Trempealeau County’s early history reads like a literary epic—a series of encounters, often violent, among Dakotas and Ho-Chunks and explorers, fur traders, missionaries, and military men from France, Britain, and the young United States. With American rule came steamboats, speculators, and the systematic removal of Native Americans. After the organization of Trempealeau County in 1854, its history became farming, beginning at the county’s southern end in the prairies and valleys nearest the river towns.
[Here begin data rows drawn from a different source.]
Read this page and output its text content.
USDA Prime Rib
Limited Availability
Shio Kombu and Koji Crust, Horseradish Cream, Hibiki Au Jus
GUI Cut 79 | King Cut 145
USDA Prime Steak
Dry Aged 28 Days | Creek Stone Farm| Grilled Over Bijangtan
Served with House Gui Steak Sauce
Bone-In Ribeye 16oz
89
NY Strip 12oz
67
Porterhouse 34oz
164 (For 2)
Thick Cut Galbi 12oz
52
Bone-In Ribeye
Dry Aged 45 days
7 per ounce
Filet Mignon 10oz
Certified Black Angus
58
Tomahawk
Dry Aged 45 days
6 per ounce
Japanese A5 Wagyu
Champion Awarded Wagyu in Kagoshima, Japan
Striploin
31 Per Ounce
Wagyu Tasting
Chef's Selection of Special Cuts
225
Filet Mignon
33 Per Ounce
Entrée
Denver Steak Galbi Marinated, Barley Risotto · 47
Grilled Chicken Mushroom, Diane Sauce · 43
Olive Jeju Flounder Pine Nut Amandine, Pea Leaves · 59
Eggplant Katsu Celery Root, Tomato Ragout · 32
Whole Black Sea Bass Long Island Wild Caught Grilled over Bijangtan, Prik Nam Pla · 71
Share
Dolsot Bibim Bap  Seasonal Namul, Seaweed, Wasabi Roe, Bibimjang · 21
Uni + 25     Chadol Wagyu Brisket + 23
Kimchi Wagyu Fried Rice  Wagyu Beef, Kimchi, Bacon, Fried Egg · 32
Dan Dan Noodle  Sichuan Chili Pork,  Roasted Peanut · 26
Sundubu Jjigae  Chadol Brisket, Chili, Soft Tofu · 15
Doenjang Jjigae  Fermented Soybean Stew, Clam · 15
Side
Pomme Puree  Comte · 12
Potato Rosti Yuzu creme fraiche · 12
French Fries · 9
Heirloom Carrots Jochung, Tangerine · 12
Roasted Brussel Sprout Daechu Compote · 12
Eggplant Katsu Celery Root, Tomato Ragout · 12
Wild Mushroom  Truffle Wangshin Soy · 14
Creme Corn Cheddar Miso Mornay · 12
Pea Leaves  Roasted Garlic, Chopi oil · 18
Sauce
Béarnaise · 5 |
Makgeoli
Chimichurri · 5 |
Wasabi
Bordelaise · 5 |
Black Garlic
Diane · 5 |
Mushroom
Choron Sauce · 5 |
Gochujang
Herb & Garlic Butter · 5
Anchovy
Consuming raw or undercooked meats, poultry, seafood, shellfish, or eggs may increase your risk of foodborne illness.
Here, where Silver Creek gushes into the Beaver River, Arnold established a farm in 1857. A wealthy migrant from the Hudson River Valley, he became a Civil War hero and state legislator, but above all he played a key role in the county’s agricultural history. During the robust wheat-growing days of the 1860s, Arnold introduced mechanical harvesting equipment to the area and rented it to neighbors. He wrote articles on the latest farm techniques, helped found the local agricultural society, spearheaded a railroad to link the county’s farms into a wider market, and donated land for the county fair. When soil depletion, insect infestations, and competition from the Great Plains ravaged wheat growers in the late 1870s, Arnold encouraged local cooperatives and pushed for crop diversification, helping nudge Trempealeau County toward its early-twentieth-century rebirth as a dairy region.
Arnold’s original four-hundred-acre farm has shrunk, but his farmstead, set on a rise in gently rolling terrain, remains intact. Its most prominent structure is the vaguely Italianate two-story red brick house. A low hipped roof covers the central core, and a projecting three-story tower has a concave mansard roof. Several verandas once surrounded the first story, but today there are just two smaller porches, neither original. The farmstead’s other nineteenth-century structures include a stone icehouse veneered with soft brick, a V-shaped corncrib with a cantilevered roof, and a two-and-a-half-story barn. The barn’s rough stone basement, housing cattle stalls, was built into a steep bank and opened onto a pasture on the east side. The barn’s unusual mansard roof has flared eaves, which allow for a larger loft. Gabled dormers light the loft, but the large cupola that once crowned the roof is gone.